Musk doesn't use the word "crash" specifically, but there's a whole section devoted to safety, depressurization, and structural integrity.
And the diagrams note that the passengers are wearing seatbelts. There is only one reason to wear a seatbelt, of course — crashes.
Musk starts by saying that the system will likely be safer than other forms of transport:
The system is immune to wind, ice, fog, and rain. The propulsion system is integrated into the tube and can only accelerate the capsule to speeds that are safe in each section. With human control error and unpredictable weather removed from the system, very few safety concerns remain.
In many cases Hyperloop is intrinsically safer than airplanes, trains, or automobiles.
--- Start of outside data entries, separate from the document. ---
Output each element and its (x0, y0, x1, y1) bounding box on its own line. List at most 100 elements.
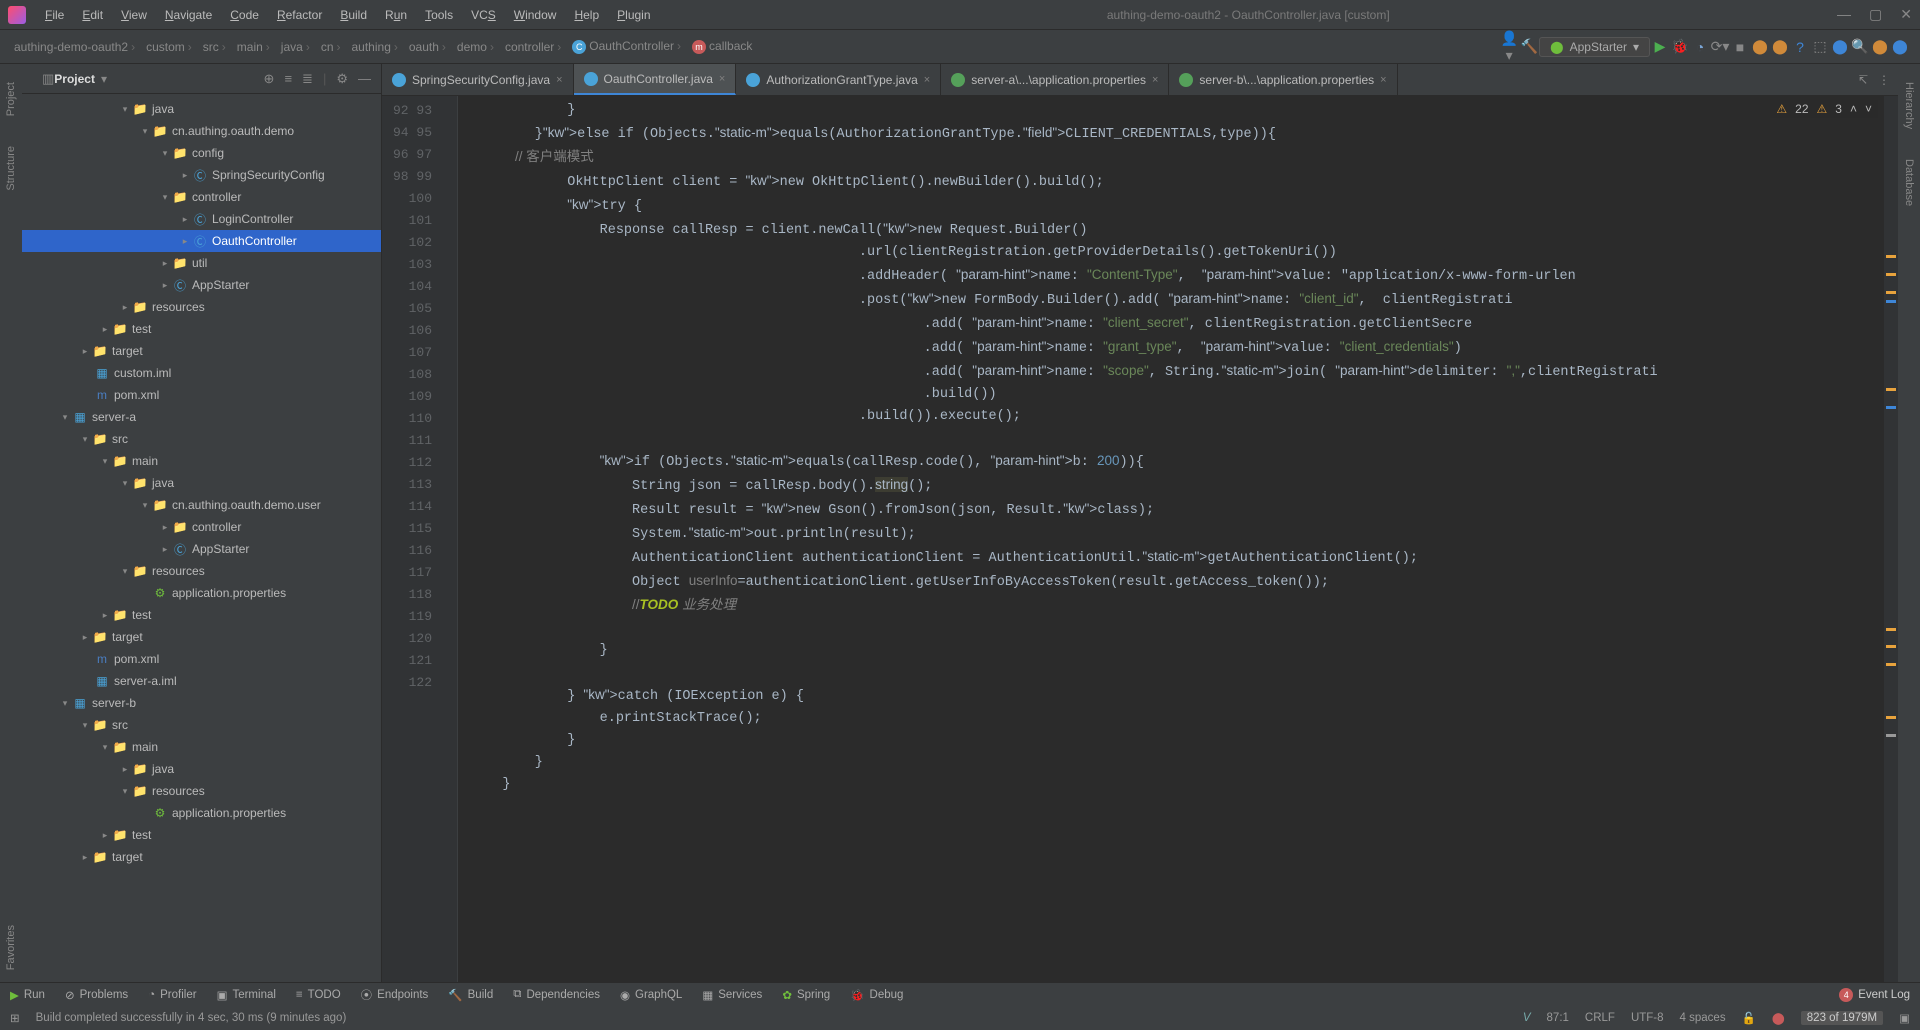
editor-tab[interactable]: server-b\...\application.properties× (1169, 64, 1397, 95)
menu-help[interactable]: Help (565, 0, 608, 30)
menu-build[interactable]: Build (331, 0, 376, 30)
menu-file[interactable]: File (36, 0, 73, 30)
chevron-up-icon[interactable]: ˄ (1850, 102, 1857, 116)
editor-tab-active[interactable]: OauthController.java× (574, 64, 737, 95)
tool-profiler[interactable]: ◔Profiler (148, 989, 196, 1001)
crumb[interactable]: controller (501, 40, 568, 54)
close-icon[interactable]: × (719, 73, 725, 85)
tool-run[interactable]: ▶Run (10, 988, 45, 1002)
search-icon[interactable]: 🔍 (1850, 38, 1870, 55)
crumb-method[interactable]: mcallback (688, 39, 756, 54)
collapse-all-icon[interactable]: ≣ (302, 71, 313, 87)
tool-terminal[interactable]: ▣Terminal (217, 988, 276, 1002)
project-view-icon[interactable]: ▥ (42, 71, 54, 87)
event-log[interactable]: 4 Event Log (1839, 988, 1910, 1002)
tool-tab-database[interactable]: Database (1903, 159, 1915, 206)
stop-icon[interactable]: ■ (1730, 39, 1750, 55)
chevron-down-icon[interactable]: ˅ (1865, 102, 1872, 116)
file-encoding[interactable]: UTF-8 (1631, 1012, 1664, 1024)
inspection-summary[interactable]: ⚠22 ⚠3 ˄ ˅ (1770, 100, 1878, 118)
menu-run[interactable]: Run (376, 0, 416, 30)
menu-vcs[interactable]: VCS (462, 0, 505, 30)
tool-deps[interactable]: ⧉Dependencies (513, 988, 600, 1001)
menu-code[interactable]: Code (221, 0, 268, 30)
line-separator[interactable]: CRLF (1585, 1012, 1615, 1024)
editor-tab[interactable]: server-a\...\application.properties× (941, 64, 1169, 95)
crumb[interactable]: main (233, 40, 277, 54)
tool-services[interactable]: ▦Services (702, 988, 762, 1002)
profile-icon[interactable]: ⟳▾ (1710, 38, 1730, 55)
editor-tab[interactable]: AuthorizationGrantType.java× (736, 64, 941, 95)
badge-icon[interactable]: ⬤ (1830, 38, 1850, 55)
sidebar-icon[interactable]: ▣ (1899, 1011, 1910, 1025)
tool-problems[interactable]: ⊘Problems (65, 988, 128, 1002)
run-icon[interactable]: ▶ (1650, 38, 1670, 55)
ide-status-icon[interactable]: ⬤ (1772, 1011, 1785, 1025)
close-icon[interactable]: × (1152, 74, 1158, 86)
tool-tab-hierarchy[interactable]: Hierarchy (1903, 82, 1915, 129)
user-icon[interactable]: 👤▾ (1499, 30, 1519, 64)
misc-icon[interactable]: ⬚ (1810, 38, 1830, 55)
warning-icon: ⊘ (65, 988, 75, 1002)
coverage-icon[interactable]: ◔ (1690, 39, 1710, 55)
crumb[interactable]: oauth (405, 40, 453, 54)
error-stripe[interactable] (1884, 96, 1898, 982)
debug-icon[interactable]: 🐞 (1670, 38, 1690, 55)
fold-column[interactable] (442, 96, 458, 982)
menu-navigate[interactable]: Navigate (156, 0, 221, 30)
layout-icon[interactable]: ⊞ (10, 1011, 20, 1025)
project-tree[interactable]: ▾📁java ▾📁cn.authing.oauth.demo ▾📁config … (22, 94, 381, 982)
crumb-root[interactable]: authing-demo-oauth2 (10, 40, 142, 54)
expand-all-icon[interactable]: ≡ (284, 71, 292, 86)
tool-spring[interactable]: ✿Spring (782, 988, 830, 1002)
crumb[interactable]: demo (453, 40, 501, 54)
crumb-class[interactable]: COauthController (568, 39, 688, 54)
indent-config[interactable]: 4 spaces (1680, 1012, 1726, 1024)
crumb[interactable]: cn (317, 40, 348, 54)
menu-refactor[interactable]: Refactor (268, 0, 331, 30)
crumb[interactable]: java (277, 40, 317, 54)
line-gutter[interactable]: 92 93 94 95 96 97 98 99 100 101 102 103 … (382, 96, 442, 982)
gear-icon[interactable]: ⚙ (336, 71, 348, 87)
caret-position[interactable]: 87:1 (1547, 1012, 1569, 1024)
ide-icon[interactable]: ⬤ (1890, 38, 1910, 55)
hammer-icon[interactable]: 🔨 (1519, 38, 1539, 55)
close-icon[interactable]: × (1380, 74, 1386, 86)
minimize-icon[interactable]: — (1837, 6, 1851, 23)
chevron-down-icon[interactable]: ▾ (101, 72, 107, 86)
help-circle-icon[interactable]: ? (1790, 39, 1810, 55)
menu-window[interactable]: Window (505, 0, 566, 30)
tool-todo[interactable]: ≡TODO (296, 989, 341, 1001)
tool-graphql[interactable]: ◉GraphQL (620, 988, 682, 1002)
crumb[interactable]: src (199, 40, 233, 54)
code-editor[interactable]: } }"kw">else if (Objects."static-m">equa… (458, 96, 1898, 982)
menu-plugin[interactable]: Plugin (608, 0, 659, 30)
close-icon[interactable]: × (556, 74, 562, 86)
tool-build[interactable]: 🔨Build (448, 988, 493, 1002)
close-icon[interactable]: ✕ (1900, 6, 1912, 23)
editor-tab[interactable]: SpringSecurityConfig.java× (382, 64, 574, 95)
menu-view[interactable]: View (112, 0, 156, 30)
locate-icon[interactable]: ⊕ (264, 71, 275, 87)
tool-tab-structure[interactable]: Structure (5, 146, 17, 191)
git-commit-icon[interactable]: ⬤ (1770, 38, 1790, 55)
close-icon[interactable]: × (924, 74, 930, 86)
readonly-icon[interactable]: 🔓 (1742, 1011, 1756, 1025)
tool-endpoints[interactable]: ⦿Endpoints (361, 987, 429, 1003)
crumb[interactable]: custom (142, 40, 199, 54)
crumb[interactable]: authing (348, 40, 405, 54)
updates-icon[interactable]: ⬤ (1870, 38, 1890, 55)
vim-icon[interactable]: V (1523, 1012, 1531, 1024)
menu-tools[interactable]: Tools (416, 0, 462, 30)
run-config-selector[interactable]: ⬤ AppStarter ▾ (1539, 37, 1650, 57)
tool-tab-favorites[interactable]: Favorites (5, 925, 17, 970)
git-update-icon[interactable]: ⬤ (1750, 38, 1770, 55)
hide-icon[interactable]: — (358, 71, 371, 86)
more-tabs-icon: ⋮ (1878, 73, 1890, 87)
maximize-icon[interactable]: ▢ (1869, 6, 1882, 23)
tab-overflow[interactable]: ↸⋮ (1850, 64, 1898, 95)
tool-debug[interactable]: 🐞Debug (850, 988, 903, 1002)
menu-edit[interactable]: Edit (73, 0, 112, 30)
tool-tab-project[interactable]: Project (5, 82, 17, 116)
memory-indicator[interactable]: 823 of 1979M (1801, 1011, 1883, 1025)
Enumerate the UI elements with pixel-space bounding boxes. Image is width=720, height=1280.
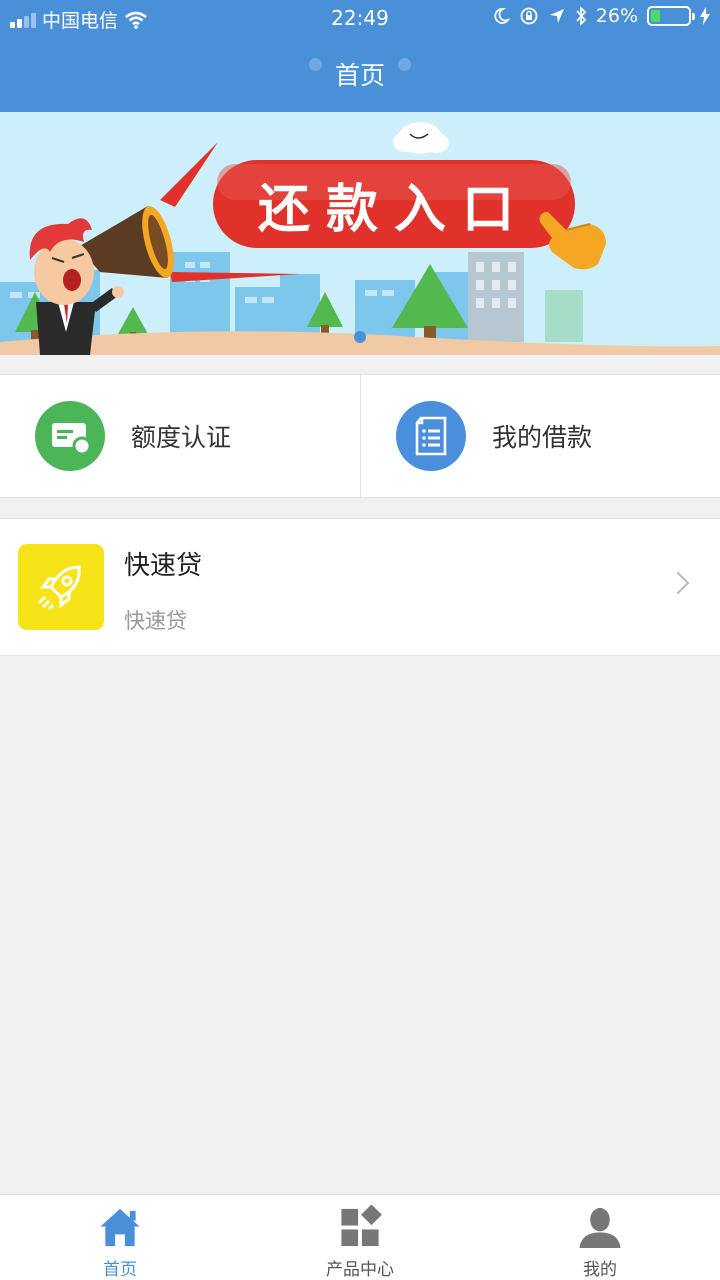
app-screen: 中国电信 22:49 26% 首页 还款入口 额度认证 我的借款 快速贷 快速贷… xyxy=(0,0,720,1280)
banner-page-dot xyxy=(354,331,366,343)
product-item-quick-loan[interactable]: 快速贷 快速贷 xyxy=(0,518,720,656)
orientation-lock-icon xyxy=(520,7,538,25)
product-title: 快速贷 xyxy=(124,551,203,581)
chevron-right-icon xyxy=(666,571,690,595)
home-icon xyxy=(100,1208,140,1247)
promo-banner[interactable]: 还款入口 xyxy=(0,112,720,355)
tab-product-center-label: 产品中心 xyxy=(326,1260,394,1280)
rocket-icon xyxy=(18,544,104,630)
tab-home-label: 首页 xyxy=(103,1260,137,1280)
bluetooth-icon xyxy=(576,6,586,26)
product-subtitle: 快速贷 xyxy=(124,609,187,633)
grid-icon xyxy=(341,1205,382,1247)
battery-percent: 26% xyxy=(595,5,638,27)
entry-my-loans[interactable]: 我的借款 xyxy=(360,375,720,497)
tab-bar: 首页 产品中心 我的 xyxy=(0,1194,720,1280)
credit-card-icon xyxy=(35,401,105,471)
location-icon xyxy=(549,9,564,23)
tab-product-center[interactable]: 产品中心 xyxy=(240,1195,480,1280)
top-bar: 中国电信 22:49 26% 首页 xyxy=(0,0,720,112)
document-list-icon xyxy=(396,401,466,471)
moon-icon xyxy=(494,8,510,24)
battery-icon xyxy=(647,6,695,26)
tab-mine-label: 我的 xyxy=(583,1260,617,1280)
green-building xyxy=(545,290,583,342)
entry-my-loans-label: 我的借款 xyxy=(492,423,593,452)
tab-home[interactable]: 首页 xyxy=(0,1195,240,1280)
page-title: 首页 xyxy=(334,61,385,90)
quick-entries: 额度认证 我的借款 xyxy=(0,374,720,498)
battery-level xyxy=(651,10,660,22)
charging-icon xyxy=(700,7,710,25)
entry-credit-verify-label: 额度认证 xyxy=(131,423,232,452)
status-right: 26% xyxy=(492,5,710,27)
banner-title: 还款入口 xyxy=(257,179,530,240)
user-icon xyxy=(579,1207,621,1249)
tab-mine[interactable]: 我的 xyxy=(480,1195,720,1280)
entry-credit-verify[interactable]: 额度认证 xyxy=(0,375,360,497)
status-bar: 中国电信 22:49 26% xyxy=(0,0,720,36)
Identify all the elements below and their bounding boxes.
But in the event of a serious incident, passengers may lose oxygen — they're inside a sealed tube, after all. So Oxygen masks would be deployed:
In the case of a more significant depressurization, oxygen masks would be deployed as in airplanes. Once the capsule reached the destination safely it would be removed from service. Safety of the onboard air supply in Hyperloop would be very similar to aircraft, and can take advantage of decades of development in similar systems.
The passenger capsules — which coast through the tubes, pushed in front of a column of pressurized air — are coasting for much of their journey, so they have emergency brakes and engine-driven wheels in case they are stranded or need to avoid hitting a stranded Hyperloop car:
In the unlikely event of a large scale capsule depressurization, other capsules in the tube would automatically begin emergency braking whilst the Hyperloop tube would undergo rapid re-pressurization along its entire length.
Once all capsules behind the stranded capsule had been safely brought to rest, capsules would drive themselves to safety using small onboard electric motors to power deployed wheels. All capsules would be equipped with a reserve air supply great enough to ensure the safety of all passengers for a worst case scenario event.